Please add additional agenda items or updates
- Cornell – upgrading to 1.4 this week
- Duke (can't attend this week)
- North Texas
- Stony Brook
- Weill Cornell
- ;Continue with getting author ID and DOI/pmid from Scopus, then integrate with Pubmed Harvester for ingest into VIVO.
- ;ReCaptcha for VIVO 1.5? NIHVIVO-3538
- Any other sites
- UF has fully transitioned http://vivo.ufl.edu to Amazon hosting and is using the Amazon MySQL environment that optimizes MySQL performance – and is noticeably fast.
- VIVO project pages on http://vivo.sourceforge.net have been simplified and updated lightly – feedback and suggestions for other content or reorganization are welcome
- Report on a December meeting with the Weill Cornell team on their User Stories: Defining features and functionality VIVO needs - September 2011
- Planning the 1.5 release – goals already identified, time frame, components visible in the development Jira space, and how to provide input
Notable Development List Traffic
- Ongoing discussion – Solr deployment and permissions – how much are people being tripped up by assumptions at Cornell about user accounts and group permissions?
- Wes Rood – properties exposed when logged in as the root user
- Tammy – preventing the collation of publications by subclass in order to get all pubs in reverse chronological order
- Ann Gardner – background and contributor tags
- John Fereira – harvesting events from Google Calendar and converting command line scripts to PHP
Discussion: How to improve full lifecycle data management in VIVO
Adding data to VIVO is not easy – partly because RDF and semantic tools are unfamiliar, but partly because of fundamental data management challenges facing any large system with multiple sources, especially when some data may be edited after ingest and those changes affect subsequent updates.
We have collectively and individually developed many different approaches for adding VIVO data, most notably the Harvester, but also extensions to Google Refine and to VIVO to support using Google Refine, and modifications to the D2R Map tool, improvements to the ingest tools in VIVO itself, and integration of some Harvester functions into VIVO. Joe McEnerney at Cornell has also worked extensively with data from Activity Insight, a faculty reporting tool used by many universities in the U.S., and in the process developed a number of practices for managing initial data matching, incremental updates, procedures for retraction of data that may have been modified in VIVO, and detection of malformed or orphaned data in VIVO.

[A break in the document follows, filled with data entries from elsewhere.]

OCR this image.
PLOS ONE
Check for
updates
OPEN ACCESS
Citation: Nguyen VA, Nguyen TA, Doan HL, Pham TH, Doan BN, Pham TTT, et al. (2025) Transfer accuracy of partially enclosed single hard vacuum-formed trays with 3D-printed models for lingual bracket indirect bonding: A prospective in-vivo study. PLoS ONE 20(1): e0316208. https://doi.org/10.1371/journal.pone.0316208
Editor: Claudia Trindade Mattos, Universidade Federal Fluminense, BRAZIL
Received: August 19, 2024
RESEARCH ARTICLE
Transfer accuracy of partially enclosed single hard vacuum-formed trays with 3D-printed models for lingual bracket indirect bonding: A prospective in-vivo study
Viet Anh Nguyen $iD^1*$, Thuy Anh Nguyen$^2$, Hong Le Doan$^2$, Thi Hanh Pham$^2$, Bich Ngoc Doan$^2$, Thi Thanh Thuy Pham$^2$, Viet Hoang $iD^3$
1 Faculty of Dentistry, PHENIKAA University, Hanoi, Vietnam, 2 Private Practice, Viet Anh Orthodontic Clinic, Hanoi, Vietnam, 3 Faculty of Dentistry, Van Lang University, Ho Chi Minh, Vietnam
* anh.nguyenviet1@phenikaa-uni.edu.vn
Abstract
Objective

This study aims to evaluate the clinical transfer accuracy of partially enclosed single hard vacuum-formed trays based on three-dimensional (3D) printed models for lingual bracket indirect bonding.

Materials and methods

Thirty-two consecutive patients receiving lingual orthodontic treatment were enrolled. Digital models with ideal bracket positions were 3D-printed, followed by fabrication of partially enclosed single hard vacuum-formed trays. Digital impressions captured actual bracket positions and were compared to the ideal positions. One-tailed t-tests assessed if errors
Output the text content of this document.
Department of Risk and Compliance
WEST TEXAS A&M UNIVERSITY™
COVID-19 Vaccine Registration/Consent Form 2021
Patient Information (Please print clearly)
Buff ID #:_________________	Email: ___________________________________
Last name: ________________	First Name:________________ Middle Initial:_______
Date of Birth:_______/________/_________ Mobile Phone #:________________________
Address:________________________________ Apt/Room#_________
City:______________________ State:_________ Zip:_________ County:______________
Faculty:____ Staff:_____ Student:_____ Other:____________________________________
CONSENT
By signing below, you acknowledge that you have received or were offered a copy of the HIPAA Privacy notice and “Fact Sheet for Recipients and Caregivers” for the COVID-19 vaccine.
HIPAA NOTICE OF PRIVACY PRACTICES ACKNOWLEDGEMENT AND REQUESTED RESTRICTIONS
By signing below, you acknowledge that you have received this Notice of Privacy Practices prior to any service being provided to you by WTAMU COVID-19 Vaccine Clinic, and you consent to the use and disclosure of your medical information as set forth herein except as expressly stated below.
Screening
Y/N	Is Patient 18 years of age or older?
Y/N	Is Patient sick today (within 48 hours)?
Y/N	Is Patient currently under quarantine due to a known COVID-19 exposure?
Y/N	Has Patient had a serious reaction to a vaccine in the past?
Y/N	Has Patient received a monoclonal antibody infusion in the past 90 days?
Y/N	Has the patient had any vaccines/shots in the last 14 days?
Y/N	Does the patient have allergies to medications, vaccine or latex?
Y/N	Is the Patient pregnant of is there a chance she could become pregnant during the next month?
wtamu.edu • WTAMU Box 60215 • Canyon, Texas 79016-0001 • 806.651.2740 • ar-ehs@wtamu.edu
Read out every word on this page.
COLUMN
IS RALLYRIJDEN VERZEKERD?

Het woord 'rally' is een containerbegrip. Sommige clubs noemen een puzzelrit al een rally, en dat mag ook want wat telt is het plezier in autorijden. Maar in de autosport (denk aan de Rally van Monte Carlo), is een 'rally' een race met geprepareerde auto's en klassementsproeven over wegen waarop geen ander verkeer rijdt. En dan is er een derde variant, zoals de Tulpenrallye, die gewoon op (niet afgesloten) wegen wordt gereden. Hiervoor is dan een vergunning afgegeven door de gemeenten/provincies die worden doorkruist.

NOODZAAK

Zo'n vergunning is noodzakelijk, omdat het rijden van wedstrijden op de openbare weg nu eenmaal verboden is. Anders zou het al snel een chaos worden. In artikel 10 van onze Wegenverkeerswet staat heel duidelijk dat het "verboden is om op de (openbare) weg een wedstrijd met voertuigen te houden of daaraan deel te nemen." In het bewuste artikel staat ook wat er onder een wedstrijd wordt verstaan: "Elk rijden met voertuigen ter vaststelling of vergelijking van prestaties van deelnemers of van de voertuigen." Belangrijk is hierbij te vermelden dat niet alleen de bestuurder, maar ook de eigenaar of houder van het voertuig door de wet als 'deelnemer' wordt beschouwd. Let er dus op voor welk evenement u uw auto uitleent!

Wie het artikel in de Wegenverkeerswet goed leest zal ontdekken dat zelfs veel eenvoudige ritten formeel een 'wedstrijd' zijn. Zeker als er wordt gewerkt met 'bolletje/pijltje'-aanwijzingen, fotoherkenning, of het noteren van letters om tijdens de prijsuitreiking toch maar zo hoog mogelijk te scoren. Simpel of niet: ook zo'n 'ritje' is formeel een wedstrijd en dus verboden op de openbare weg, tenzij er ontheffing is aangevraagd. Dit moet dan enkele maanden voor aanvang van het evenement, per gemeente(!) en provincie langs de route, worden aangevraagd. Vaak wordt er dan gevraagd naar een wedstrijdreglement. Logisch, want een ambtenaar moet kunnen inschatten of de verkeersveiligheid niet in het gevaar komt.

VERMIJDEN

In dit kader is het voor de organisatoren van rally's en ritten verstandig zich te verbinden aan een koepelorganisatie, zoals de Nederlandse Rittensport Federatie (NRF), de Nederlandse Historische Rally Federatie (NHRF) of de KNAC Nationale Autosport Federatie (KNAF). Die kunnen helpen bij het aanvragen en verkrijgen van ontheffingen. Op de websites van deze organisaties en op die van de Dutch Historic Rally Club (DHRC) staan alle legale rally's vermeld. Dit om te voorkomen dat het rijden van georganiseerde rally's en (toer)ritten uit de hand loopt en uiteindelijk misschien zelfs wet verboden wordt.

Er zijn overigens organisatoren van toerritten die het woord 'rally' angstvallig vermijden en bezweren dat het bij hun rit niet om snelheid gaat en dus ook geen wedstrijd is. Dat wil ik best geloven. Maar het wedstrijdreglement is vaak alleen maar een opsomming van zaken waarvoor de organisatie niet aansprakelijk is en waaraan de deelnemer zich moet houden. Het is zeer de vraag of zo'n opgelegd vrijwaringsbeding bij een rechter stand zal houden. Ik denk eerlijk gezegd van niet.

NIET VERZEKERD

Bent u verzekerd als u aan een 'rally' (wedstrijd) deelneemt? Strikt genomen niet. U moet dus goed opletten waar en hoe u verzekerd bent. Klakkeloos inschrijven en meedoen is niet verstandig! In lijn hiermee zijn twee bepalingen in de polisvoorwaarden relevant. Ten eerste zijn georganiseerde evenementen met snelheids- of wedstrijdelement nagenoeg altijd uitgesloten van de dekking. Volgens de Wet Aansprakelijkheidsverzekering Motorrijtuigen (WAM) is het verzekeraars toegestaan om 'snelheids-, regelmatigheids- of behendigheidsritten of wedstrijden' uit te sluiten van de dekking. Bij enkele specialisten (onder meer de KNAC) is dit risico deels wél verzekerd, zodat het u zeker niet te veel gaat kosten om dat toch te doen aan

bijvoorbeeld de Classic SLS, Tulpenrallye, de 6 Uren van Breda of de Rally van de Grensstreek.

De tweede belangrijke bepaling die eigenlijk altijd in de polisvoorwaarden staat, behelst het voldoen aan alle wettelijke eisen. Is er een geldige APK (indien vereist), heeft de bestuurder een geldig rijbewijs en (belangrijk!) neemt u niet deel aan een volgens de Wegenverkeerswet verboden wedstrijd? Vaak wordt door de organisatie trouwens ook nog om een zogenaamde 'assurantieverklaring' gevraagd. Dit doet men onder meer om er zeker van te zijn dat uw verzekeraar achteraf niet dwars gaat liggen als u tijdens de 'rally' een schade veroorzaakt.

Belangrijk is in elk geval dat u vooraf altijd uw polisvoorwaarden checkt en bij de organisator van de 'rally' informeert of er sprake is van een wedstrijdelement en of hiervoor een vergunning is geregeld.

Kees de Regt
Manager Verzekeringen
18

As VIVO matures at each of our institutions, we are also being asked more questions about reusing data from VIVO in other applications, about reporting using data in VIVO, and tools for archiving, removing, or exporting what can be very large amounts of data. How can we address these challenges appropriately?
Questions from the UF Harvester team
In our discussions of ingesting Person data from People Soft we have a wish list of things we'd love to know about a triple to allow us to preform intelligent actions on any triple as part of an ingest process. Some of these are:
- CreatedBy = What user or person created this triple
- CreateDate = When was this triple first created
- LastModBy = What user or person last modified this triple
- LastModDate = When was this triple last modified
- Public = Am I allowed to show this triple to the public
Other questions to address
As time permits this week, and for future meetings
- examples of current best practices for recurring ingest processes
- fundamentals – strategies for when data can be replaced and updated en masse vs. updating that must allow for the possibility of end-user or curator editing
- how to segregate data by Jena graph using SDB, and VIVO's current limitations and foibles in this regard
- how to establish a baseline for each different data source
- what has to be archived prior to, during, or after each successive update – how much can be done in bulk vs. statement-by-statement
- what an incremental ingest process typically produces: RDF to add and RDF to remove
- pitfalls of removing RDF data (it may have been introduced via other processes, and RDF does not accumulate multiples of the same triples – if you remove it, it's gone, even if two separate processes had independently added the same statements)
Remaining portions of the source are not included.